Setelah mengatakan hal tersebut, Aarav pergi meninggalkan Rissa dengan rasa sakit yang mendalam di hatinya.

"Kapan Abang bakalan sayang sama aku? Aku iri sama orang lain. Iri lihat temen aku yang bener bener di sayang sama saudara laki lakinya." setetes air mata mulai turun menuruni pipi Rissa.

"Tapi gue bukan saudara lo. Gue ga punya saudara."

Sesak. Perasaan Rissa benar benar seperti di timpa oleh ribuan truk dengan berat yang tak terkira. Dengan perasaan yang terluka, Rissa berusaha melupakan lukanya tadi dan berterus terang kepada Aarav.

"Gue iri sama Aetra! Gue iri sama dia! Lo rela berantem demi dia, tapi lo sama sekali ga peduli sama gue."

"APA YANG LO SUKAI DARI CEWE MURAHAN ITU HAH?! KENAPA LO LEBIH SAYANG DIA DARI PADA ADEK LO SENDIRI?!"

PLAK!

"DIAM! Jangan sekali kali bilang Aetra murahan. Sekali lagi lo bilang gitu, gue bakal nekat pergi dari rumah. Gausah pancing emosi gue segala. Karena ujungnya lo juga bakal dapat kayak gini."

Dengan arah wajah yang menyamping akibat tamparan yang baru saja didapat, Rissa tak percaya Aarav benar benar bermain tangan kepadanya.

"Inget Rav, dulu sebelum Lo sadar akan perasaan Lo sendiri, Lo sempet bilang kalo Aetra sok suci. Cuman nyari perhatian."

Aarav seperti menutup telinganya, tak peduli dengan apa yang Rissa katakan.

"Dulu ya dulu, beda sama waktu yang sekarang. Dan ingat! gue ga pernah punya saudara perempuan."

kali ini, Aarav benar benar pergi meninggalkan Rissa yang sakit akan perkataan Aarav. Ia hanya ingin merasakan kasih sayang dari seorang kakak.

Tak beda jauh dengan Rissa, Aarav sendiri menyimpan luka yang lebih dalam.
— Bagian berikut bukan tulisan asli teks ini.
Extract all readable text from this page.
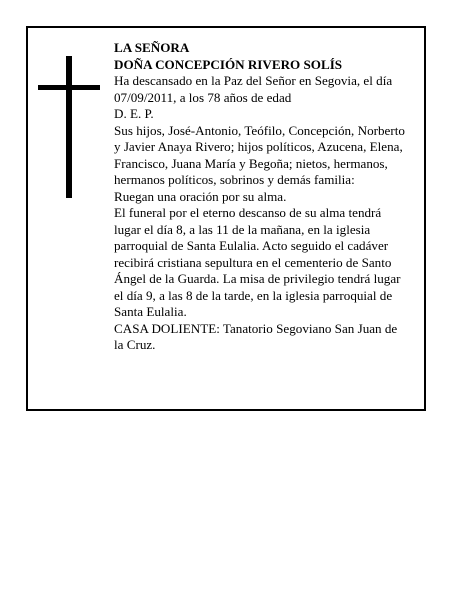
LA SEÑORA
DOÑA CONCEPCIÓN RIVERO SOLÍS
Ha descansado en la Paz del Señor en Segovia, el día
07/09/2011, a los 78 años de edad
D. E. P.
Sus hijos, José-Antonio, Teófilo, Concepción, Norberto
y Javier Anaya Rivero; hijos políticos, Azucena, Elena,
Francisco, Juana María y Begoña; nietos, hermanos,
hermanos políticos, sobrinos y demás familia:
Ruegan una oración por su alma.
El funeral por el eterno descanso de su alma tendrá
lugar el día 8, a las 11 de la mañana, en la iglesia
parroquial de Santa Eulalia. Acto seguido el cadáver
recibirá cristiana sepultura en el cementerio de Santo
Ángel de la Guarda. La misa de privilegio tendrá lugar
el día 9, a las 8 de la tarde, en la iglesia parroquial de
Santa Eulalia.
CASA DOLIENTE: Tanatorio Segoviano San Juan de
la Cruz.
Ia rindu dimana saat Ia tak bisa tidur, Ibunya akan datang dan membacakan dongeng kepadanya. Terlelap di pangkuan hangat ibunya. Dan rindu akan senyum hangat ayahnya yang selalu diberikan khusus untuknya.

Semua orang menyimpan lukanya masing masing. Tak peduli seberapa hebatnya ia menyimpan luka. Karena pada dasarnya semua manusia hanya makhluk hidup yang penuh akan sandiwara.